Numa noite de inverno…
Um clarão radiante – 27 de janeiro de 2021
Em seus manuscritos autobiográficos, Thérèse frequentemente evoca o frio e a austeridade dos longos e escuros invernos. Embora também estejamos no auge do inverno, eis uma passagem atravessada por um resplandecente lampejo de consolo e esperança, para iluminar nosso próprio caminho.
Então, Teresa ajudava uma freira deficiente a chegar ao refeitório todas as noites…

"Doía-me muito oferecer-me esse pequeno favor, pois sabia que não era fácil agradar à pobre Irmã São Pedro, que sofria tanto que não gostava de ter um motorista diferente. No entanto, não queria perder uma oportunidade tão maravilhosa de praticar a caridade, lembrando-me do que Jesus disse: "Tudo o que fizerem a um destes meus irmãos, mesmo dos mais pequeninos, a mim o fizeram". Então, humildemente, ofereci-me para levá-la...
Todas as noites, quando via a Irmã St. Pierre chacoalhar sua ampulheta, eu sabia que significava: vamos! É incrível como me doía começar, principalmente no início; mesmo assim, eu o fazia imediatamente, e então toda uma cerimônia se iniciava. O banco tinha que ser movido e carregado de uma certa maneira, sobretudo sem pressa, e então a caminhada acontecia. Consistia em seguir a pobre mulher enferma, apoiando-a pelo cinto. Eu fazia isso com a maior delicadeza possível; mas se, por infortúnio, ela desse um passo em falso, imediatamente sentia que eu não a estava segurando direito e que ia cair. "Ai! Meu Deus! Você está indo muito rápido, eu vou quebrar!" Se eu tentasse ir ainda mais devagar, ouvia: "Mas me siga! Não consigo mais sentir sua mão, você me soltou, eu vou cair; ah! Eu te disse que você era muito jovem para me guiar."
Finalmente chegamos sem incidentes ao refeitório; lá surgiram outras dificuldades, como fazer a Irmã Pierre sentar-se e agir com habilidade para não a magoar, depois foi necessário arregaçar as mangas (novamente de um jeito específico), e então eu estava livre para sair.
Com suas mãos pobres e debilitadas, ela arrumava o pão na xícara da melhor maneira possível. Logo percebi isso e, todas as noites, só saía de casa depois de lhe fazer esse pequeno favor. Como ela não havia me pedido, ficou muito comovida com a minha gentileza, e foi por esse meio, que eu não havia buscado de propósito, que conquistei completamente sua simpatia, e especialmente (descobri isso mais tarde) porque, depois de cortar o pão, eu lhe dava o meu sorriso mais bonito antes de ir embora.
Às vezes me lembro de certos detalhes que são como uma brisa primaveril para a minha alma.
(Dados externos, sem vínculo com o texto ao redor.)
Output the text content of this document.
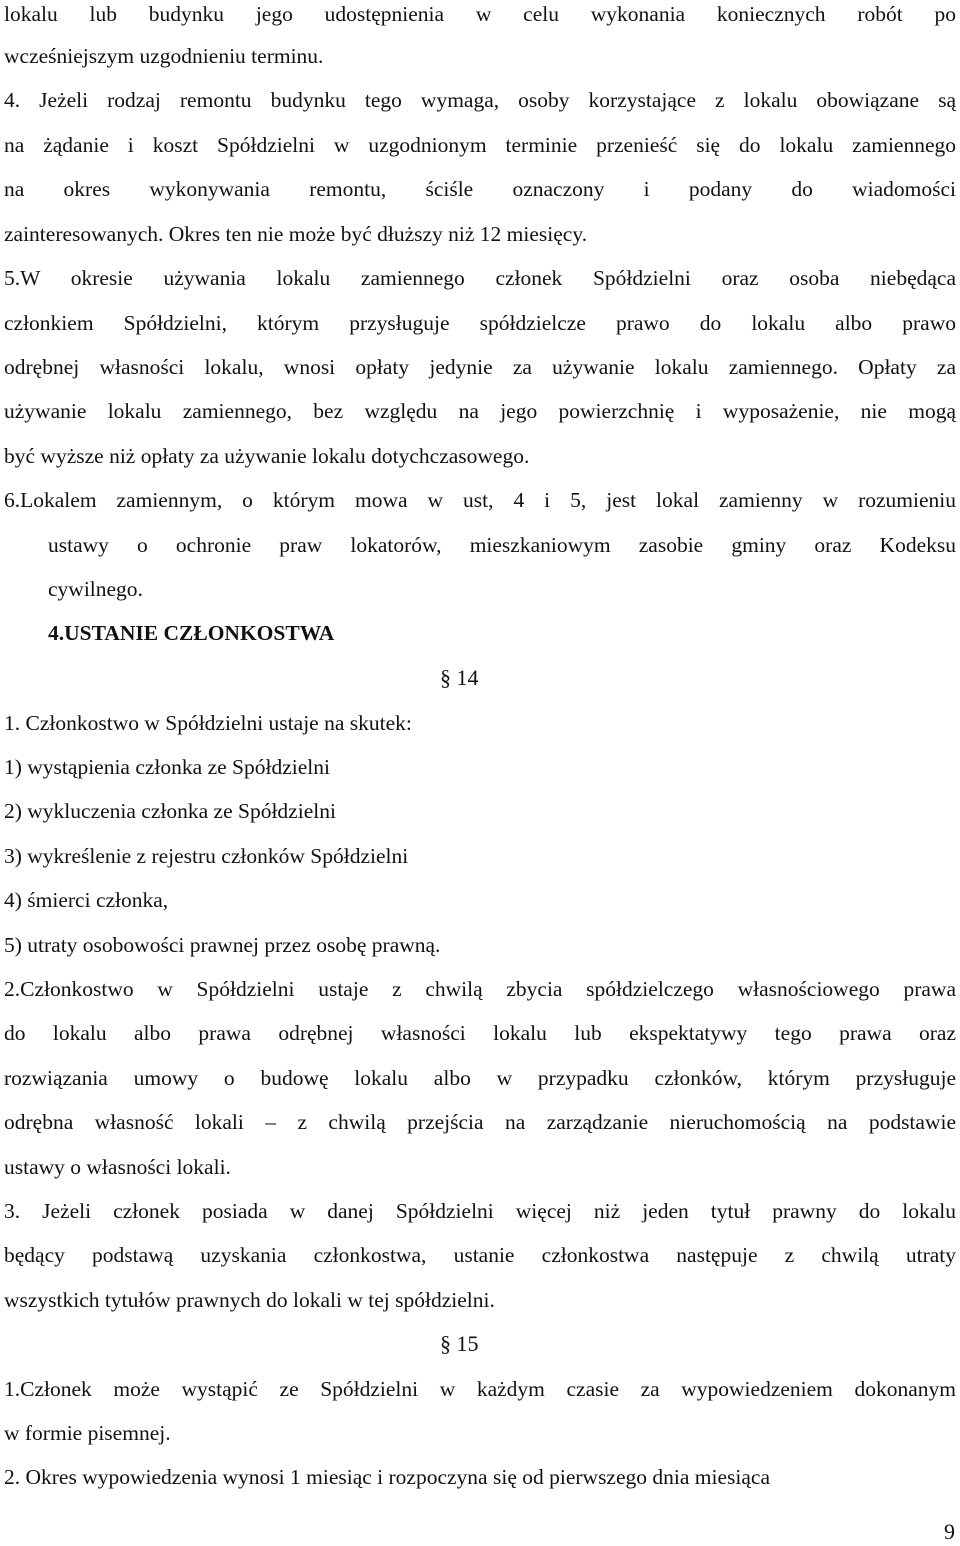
lokalu lub budynku jego udostępnienia w celu wykonania koniecznych robót po
wcześniejszym uzgodnieniu terminu.
4. Jeżeli rodzaj remontu budynku tego wymaga, osoby korzystające z lokalu obowiązane są
na żądanie i koszt Spółdzielni w uzgodnionym terminie przenieść się do lokalu zamiennego
na okres wykonywania remontu, ściśle oznaczony i podany do wiadomości
zainteresowanych. Okres ten nie może być dłuższy niż 12 miesięcy.
5.W okresie używania lokalu zamiennego członek Spółdzielni oraz osoba niebędąca
członkiem Spółdzielni, którym przysługuje spółdzielcze prawo do lokalu albo prawo
odrębnej własności lokalu, wnosi opłaty jedynie za używanie lokalu zamiennego. Opłaty za
używanie lokalu zamiennego, bez względu na jego powierzchnię i wyposażenie, nie mogą
być wyższe niż opłaty za używanie lokalu dotychczasowego.
6.Lokalem zamiennym, o którym mowa w ust, 4 i 5, jest lokal zamienny w rozumieniu
ustawy o ochronie praw lokatorów, mieszkaniowym zasobie gminy oraz Kodeksu
cywilnego.
4.USTANIE CZŁONKOSTWA
§ 14
1. Członkostwo w Spółdzielni ustaje na skutek:
1) wystąpienia członka ze Spółdzielni
2) wykluczenia członka ze Spółdzielni
3) wykreślenie z rejestru członków Spółdzielni
4) śmierci członka,
5) utraty osobowości prawnej przez osobę prawną.
2.Członkostwo w Spółdzielni ustaje z chwilą zbycia spółdzielczego własnościowego prawa
do lokalu albo prawa odrębnej własności lokalu lub ekspektatywy tego prawa oraz
rozwiązania umowy o budowę lokalu albo w przypadku członków, którym przysługuje
odrębna własność lokali – z chwilą przejścia na zarządzanie nieruchomością na podstawie
ustawy o własności lokali.
3. Jeżeli członek posiada w danej Spółdzielni więcej niż jeden tytuł prawny do lokalu
będący podstawą uzyskania członkostwa, ustanie członkostwa następuje z chwilą utraty
wszystkich tytułów prawnych do lokali w tej spółdzielni.
§ 15
1.Członek może wystąpić ze Spółdzielni w każdym czasie za wypowiedzeniem dokonanym
w formie pisemnej.
2. Okres wypowiedzenia wynosi 1 miesiąc i rozpoczyna się od pierwszego dnia miesiąca
9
Eis um que me vem à mente: numa noite de inverno, eu realizava minha rotina habitual; estava frio, estava escuro…
De repente, ouvi ao longe o som harmonioso de um instrumento musical; em seguida, imaginei uma sala de estar bem iluminada, toda reluzente de dourado, com jovens elegantemente vestidas trocando elogios e gentilezas mundanas; então meu olhar recaiu sobre a mulher doente que eu amparava; em vez de uma melodia, ouvi de vez em quando seus gemidos plangentes; em vez de dourado, vi os tijolos do nosso claustro austero, mal iluminados por um brilho tênue.
Não consigo expressar o que se passou em minha alma; o que sei é que o Senhor a iluminou com raios de verdade que ultrapassaram em muito o esplendor sombrio das festividades terrenas, a ponto de eu mal poder acreditar na minha felicidade… Ah! Eu não trocaria os dez minutos que passei cumprindo meu humilde dever de caridade por mil anos para desfrutar dos prazeres mundanos… Se mesmo no sofrimento, em meio à luta, podemos experimentar por um instante uma felicidade que supera todas as alegrias terrenas, pensando que o bom Deus nos tirou deste mundo, como será no Céu quando virmos, em eterna alegria e paz, a incomparável graça que o Senhor nos concedeu ao nos escolher para habitar em Sua casa, a verdadeira porta de entrada para o Céu?